Наверное, это было самое счастливое время — год после победы. Гермиона, Гарри, Рон, Джинни и многие другие вернулись на последний курс в Хогвартс и с головой погрузились в обычную школьную жизнь. Никогда ещё не было так приятно учить новые заклинания, ходить в Хогсмид, смеяться вместе с друзьями. Гарри, как и остальные, жил обычной жизнью школьника.
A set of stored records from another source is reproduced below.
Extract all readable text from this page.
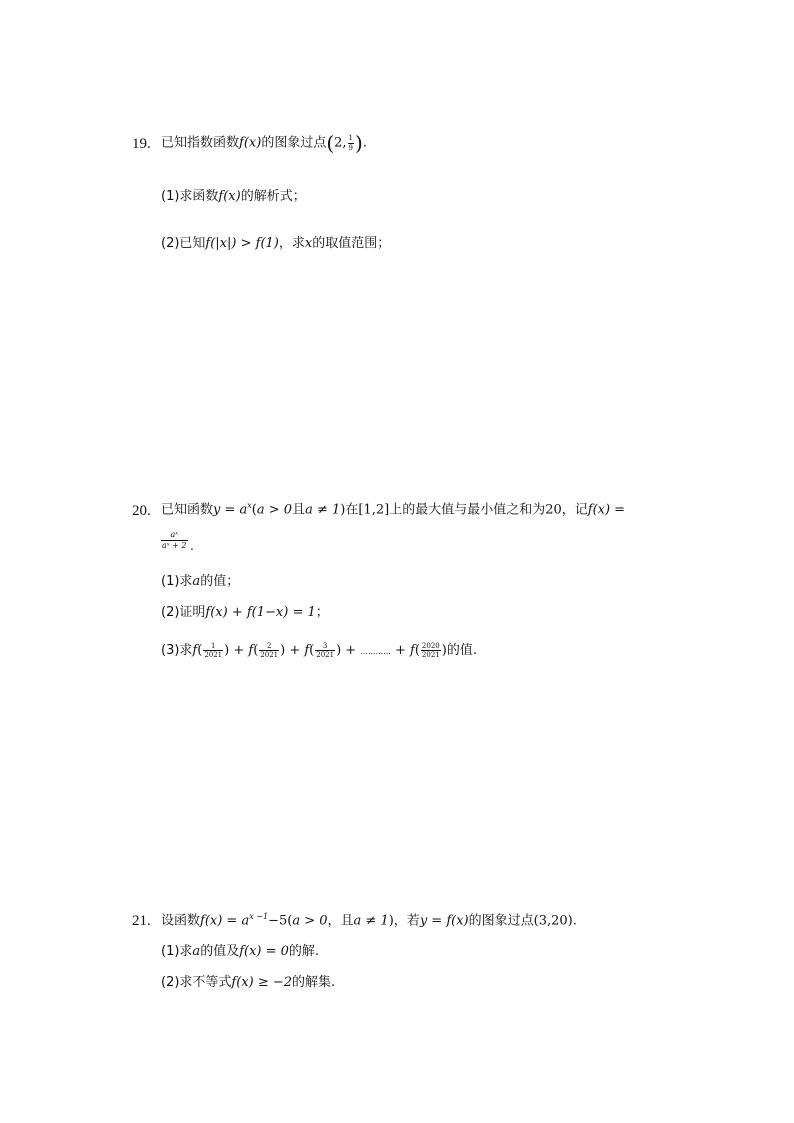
19. 已知指数函数f(x)的图象过点(2, $\frac{1}{9}$ ).
(1)求函数f(x)的解析式；
(2)已知f(|x|) > f(1)，求x的取值范围；
20. 已知函数$y = a^x(a > 0$且a ≠ 1)在[1,2]上的最大值与最小值之和为20，记f(x) =
$\frac{\text{aˣ}}{\text{aˣ + 2}}$ .
(1)求a的值；
(2)证明f(x) + f(1−x) = 1；
(3)求$f( \frac{1}{2021}$ ) + $f( \frac{2}{2021}$ ) + $f( \frac{3}{2021}$ ) + ............ + $f( \frac{2020}{2021}$ )的值.
21. 设函数$f(x) = a^{x -1}-5(a > 0$，且a ≠ 1)，若y = f(x)的图象过点(3,20).
(1)求a的值及f(x) = 0的解.
(2)求不等式f(x) ≥ −2的解集.
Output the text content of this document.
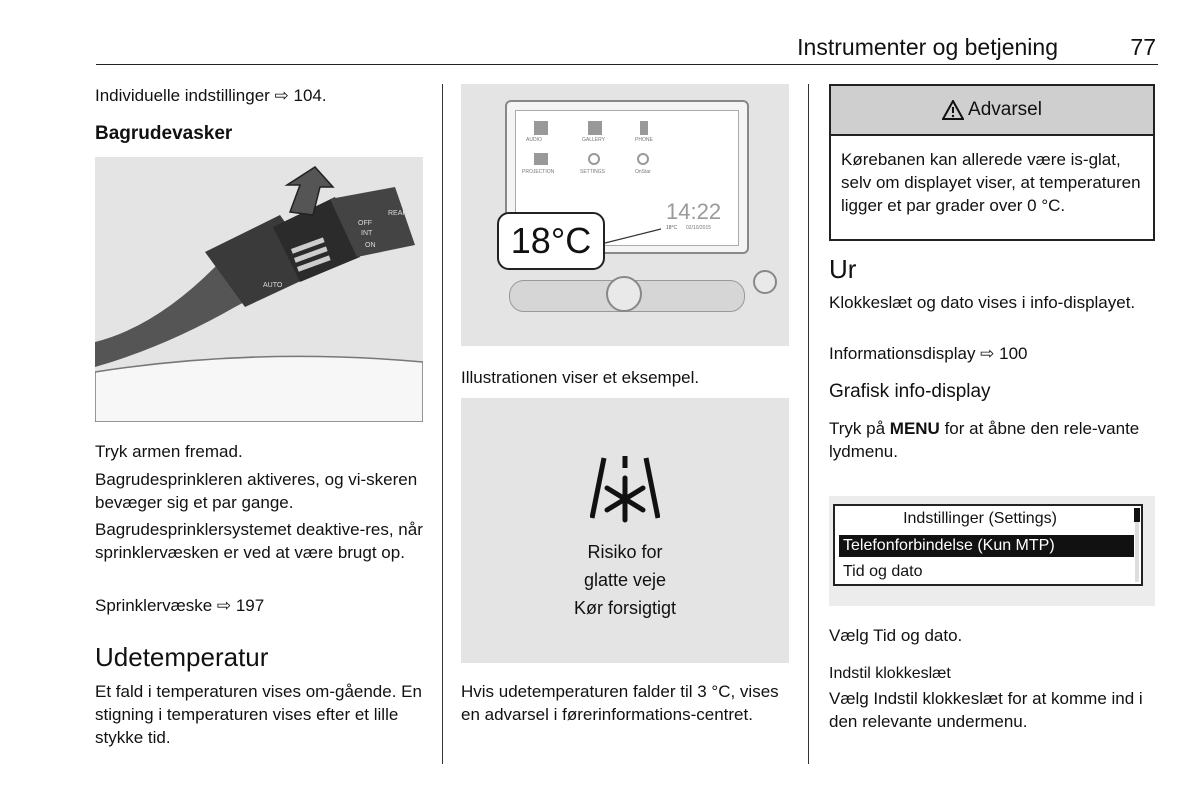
Instrumenter og betjening	77
Individuelle indstillinger ⇨ 104.
Bagrudevasker
OFF
INT
ON
AUTO
REAR
Tryk armen fremad.
Bagrudesprinkleren aktiveres, og vi-skeren bevæger sig et par gange.
Bagrudesprinklersystemet deaktive-res, når sprinklervæsken er ved at være brugt op.
Sprinklervæske ⇨ 197
Udetemperatur
Et fald i temperaturen vises om-gående. En stigning i temperaturen vises efter et lille stykke tid.
AUDIO	GALLERY	PHONE
PROJECTION	SETTINGS	OnStar
14:22
18°C 02/10/2015
18°C
Illustrationen viser et eksempel.
Risiko for
glatte veje
Kør forsigtigt
Hvis udetemperaturen falder til 3 °C, vises en advarsel i førerinformations-centret.
Advarsel
Kørebanen kan allerede være is-glat, selv om displayet viser, at temperaturen ligger et par grader over 0 °C.
Ur
Klokkeslæt og dato vises i info-displayet.
Informationsdisplay ⇨ 100
Grafisk info-display
Tryk på MENU for at åbne den rele-vante lydmenu.
Indstillinger (Settings)
Telefonforbindelse (Kun MTP)
Tid og dato
Vælg Tid og dato.
Indstil klokkeslæt
Vælg Indstil klokkeslæt for at komme ind i den relevante undermenu.
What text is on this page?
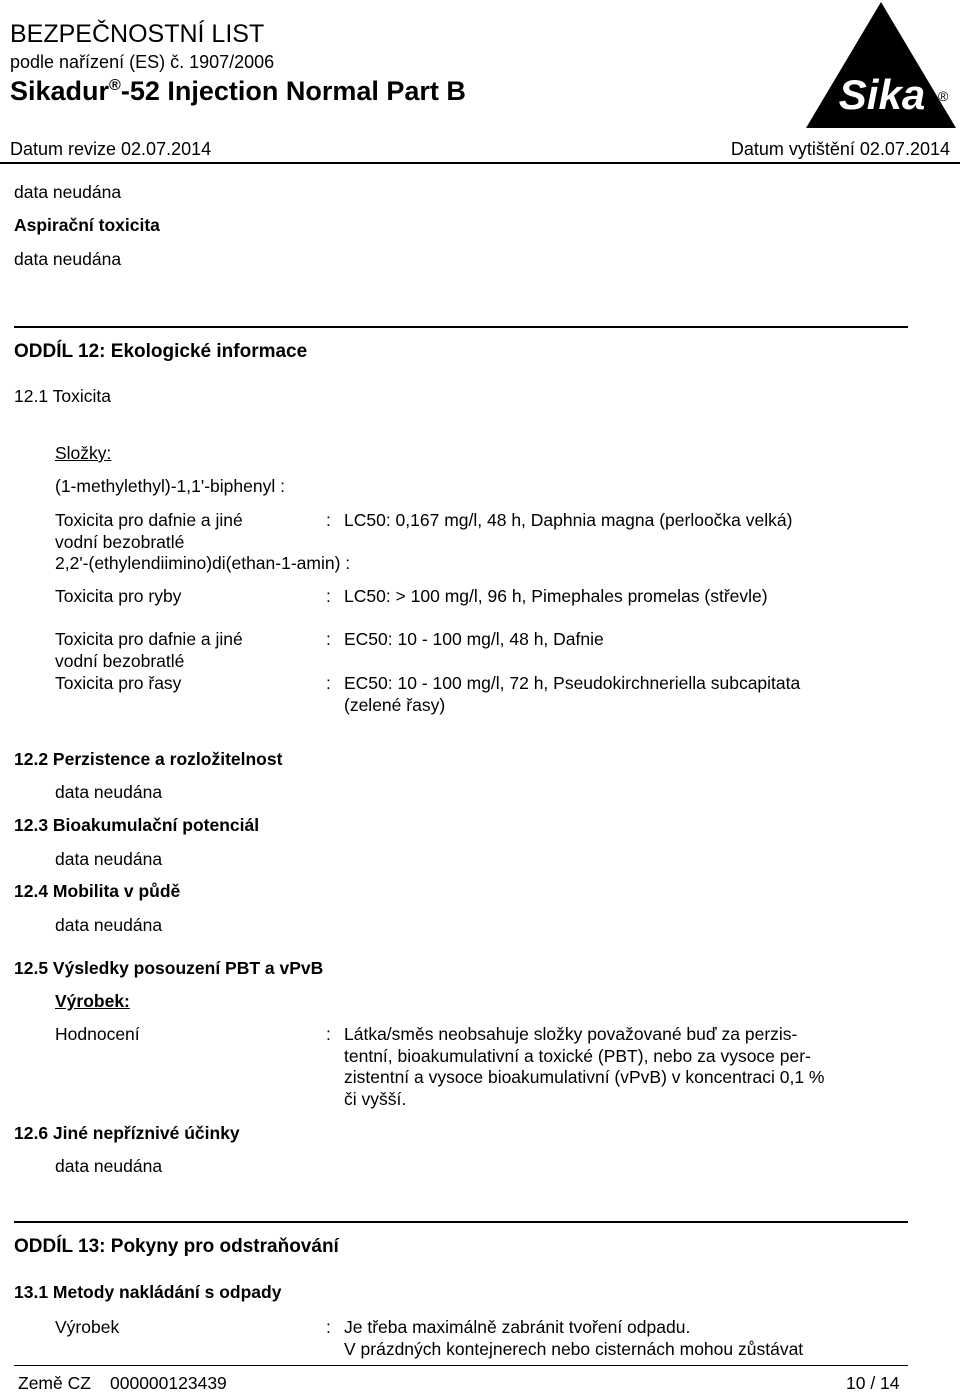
BEZPEČNOSTNÍ LIST
podle nařízení (ES) č. 1907/2006
Sikadur®-52 Injection Normal Part B	Sika ®
Datum revize 02.07.2014	Datum vytištění 02.07.2014
data neudána
Aspirační toxicita
data neudána
ODDÍL 12: Ekologické informace
12.1 Toxicita
Složky:
(1-methylethyl)-1,1'-biphenyl :
Toxicita pro dafnie a jiné
vodní bezobratlé
: LC50: 0,167 mg/l, 48 h, Daphnia magna (perloočka velká)
2,2'-(ethylendiimino)di(ethan-1-amin) :
Toxicita pro ryby	: LC50: > 100 mg/l, 96 h, Pimephales promelas (střevle)
Toxicita pro dafnie a jiné
vodní bezobratlé
: EC50: 10 - 100 mg/l, 48 h, Dafnie
Toxicita pro řasy	: EC50: 10 - 100 mg/l, 72 h, Pseudokirchneriella subcapitata
(zelené řasy)
12.2 Perzistence a rozložitelnost
data neudána
12.3 Bioakumulační potenciál
data neudána
12.4 Mobilita v půdě
data neudána
12.5 Výsledky posouzení PBT a vPvB
Výrobek:
Hodnocení	: Látka/směs neobsahuje složky považované buď za perzis-
tentní, bioakumulativní a toxické (PBT), nebo za vysoce per-
zistentní a vysoce bioakumulativní (vPvB) v koncentraci 0,1 %
či vyšší.
12.6 Jiné nepříznivé účinky
data neudána
ODDÍL 13: Pokyny pro odstraňování
13.1 Metody nakládání s odpady
Výrobek	: Je třeba maximálně zabránit tvoření odpadu.
V prázdných kontejnerech nebo cisternách mohou zůstávat
Země CZ 000000123439	10 / 14
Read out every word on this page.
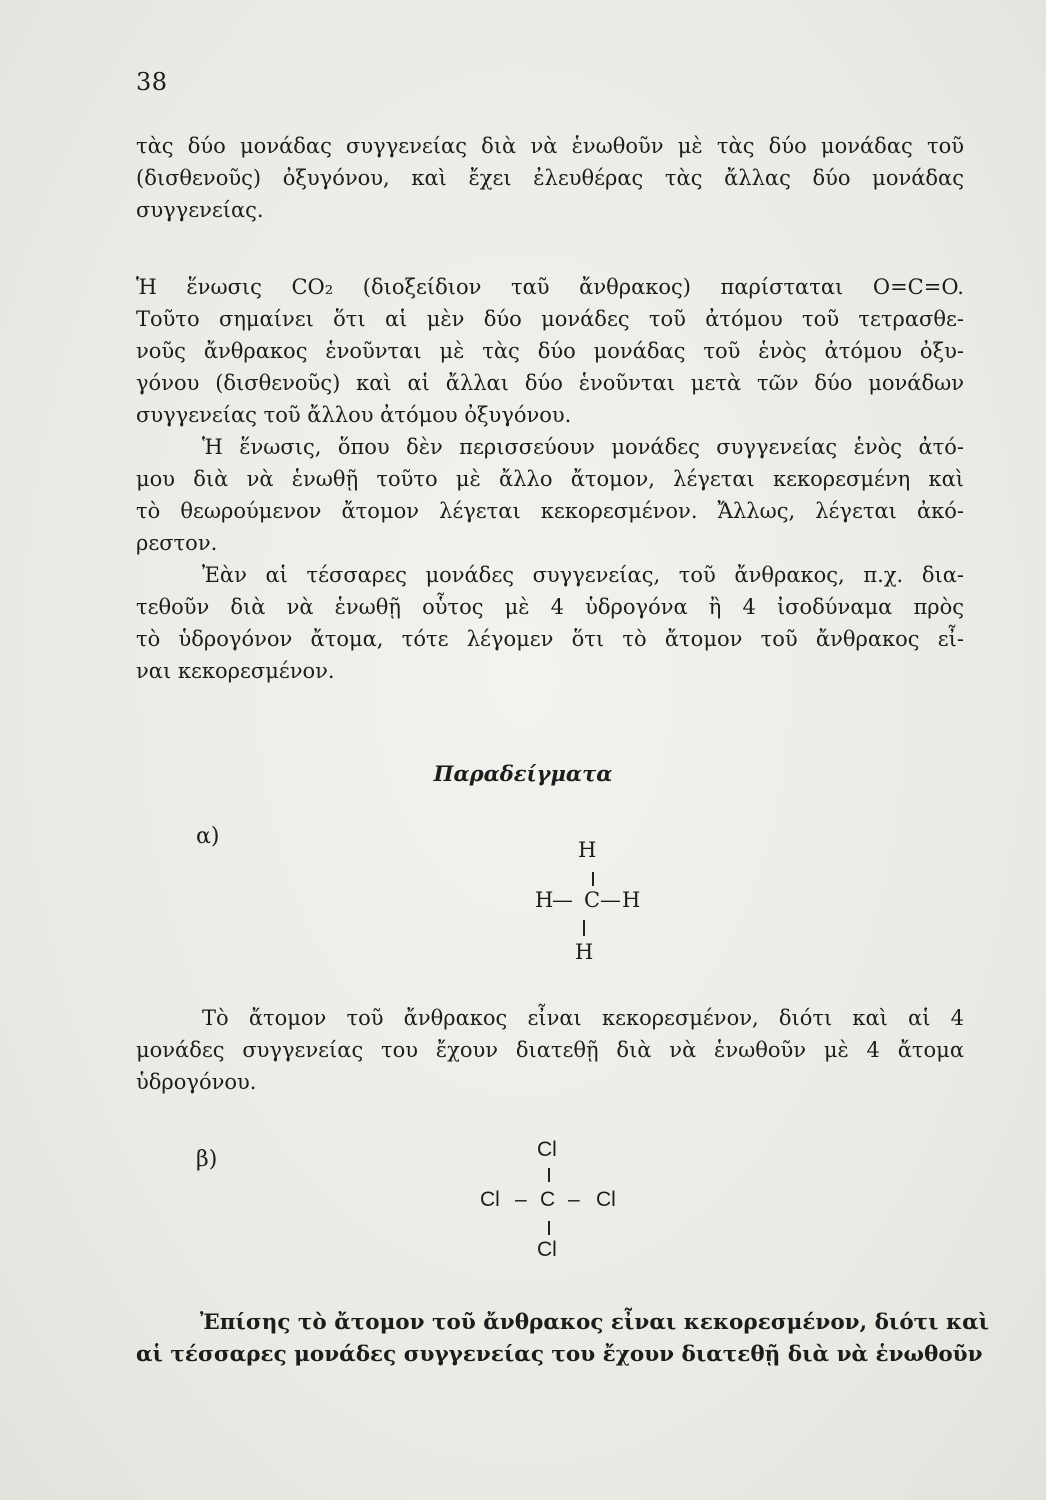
38
τὰς δύο μονάδας συγγενείας διὰ νὰ ἑνωθοῦν μὲ τὰς δύο μονάδας τοῦ
(δισθενοῦς) ὀξυγόνου, καὶ ἔχει ἐλευθέρας τὰς ἄλλας δύο μονάδας
συγγενείας.
Ἡ ἕνωσις CO₂ (διοξείδιον ταῦ ἄνθρακος) παρίσταται O=C=O.
Τοῦτο σημαίνει ὅτι αἱ μὲν δύο μονάδες τοῦ ἀτόμου τοῦ τετρασθε-
νοῦς ἄνθρακος ἑνοῦνται μὲ τὰς δύο μονάδας τοῦ ἑνὸς ἀτόμου ὀξυ-
γόνου (δισθενοῦς) καὶ αἱ ἄλλαι δύο ἑνοῦνται μετὰ τῶν δύο μονάδων
συγγενείας τοῦ ἄλλου ἀτόμου ὀξυγόνου.
Ἡ ἕνωσις, ὅπου δὲν περισσεύουν μονάδες συγγενείας ἑνὸς ἀτό-
μου διὰ νὰ ἑνωθῇ τοῦτο μὲ ἄλλο ἄτομον, λέγεται κεκορεσμένη καὶ
τὸ θεωρούμενον ἄτομον λέγεται κεκορεσμένον. Ἄλλως, λέγεται ἀκό-
ρεστον.
Ἐὰν αἱ τέσσαρες μονάδες συγγενείας, τοῦ ἄνθρακος, π.χ. δια-
τεθοῦν διὰ νὰ ἑνωθῇ οὗτος μὲ 4 ὑδρογόνα ἢ 4 ἰσοδύναμα πρὸς
τὸ ὑδρογόνον ἄτομα, τότε λέγομεν ὅτι τὸ ἄτομον τοῦ ἄνθρακος εἶ-
ναι κεκορεσμένον.
Παραδείγματα
α)
H
H
— C — H
H
Τὸ ἄτομον τοῦ ἄνθρακος εἶναι κεκορεσμένον, διότι καὶ αἱ 4
μονάδες συγγενείας του ἔχουν διατεθῇ διὰ νὰ ἑνωθοῦν μὲ 4 ἄτομα
ὑδρογόνου.
β)	Cl
Cl – C – Cl
Cl
Ἐπίσης τὸ ἄτομον τοῦ ἄνθρακος εἶναι κεκορεσμένον, διότι καὶ
αἱ τέσσαρες μονάδες συγγενείας του ἔχουν διατεθῇ διὰ νὰ ἑνωθοῦν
Трансфигурировал столы в свиней, воевал с кусачими тентакулами и шипастыми раффлезиями, а в свободное время играл в квиддич или утаскивал куда-нибудь Джинни под недовольное бурчание Рона.
А второго мая тысяча девятьсот девяносто девятого покончил с собой Джордж Уизли.
Пришёл на празднование дня победы
Его нашли спустя два часа — бездыханного, похожего на сломанную куклу — и на своего брата-близнеца. Фред выглядел в смерти точно так же и точно так же едва различимо улыбался навсегда застывшей улыбкой.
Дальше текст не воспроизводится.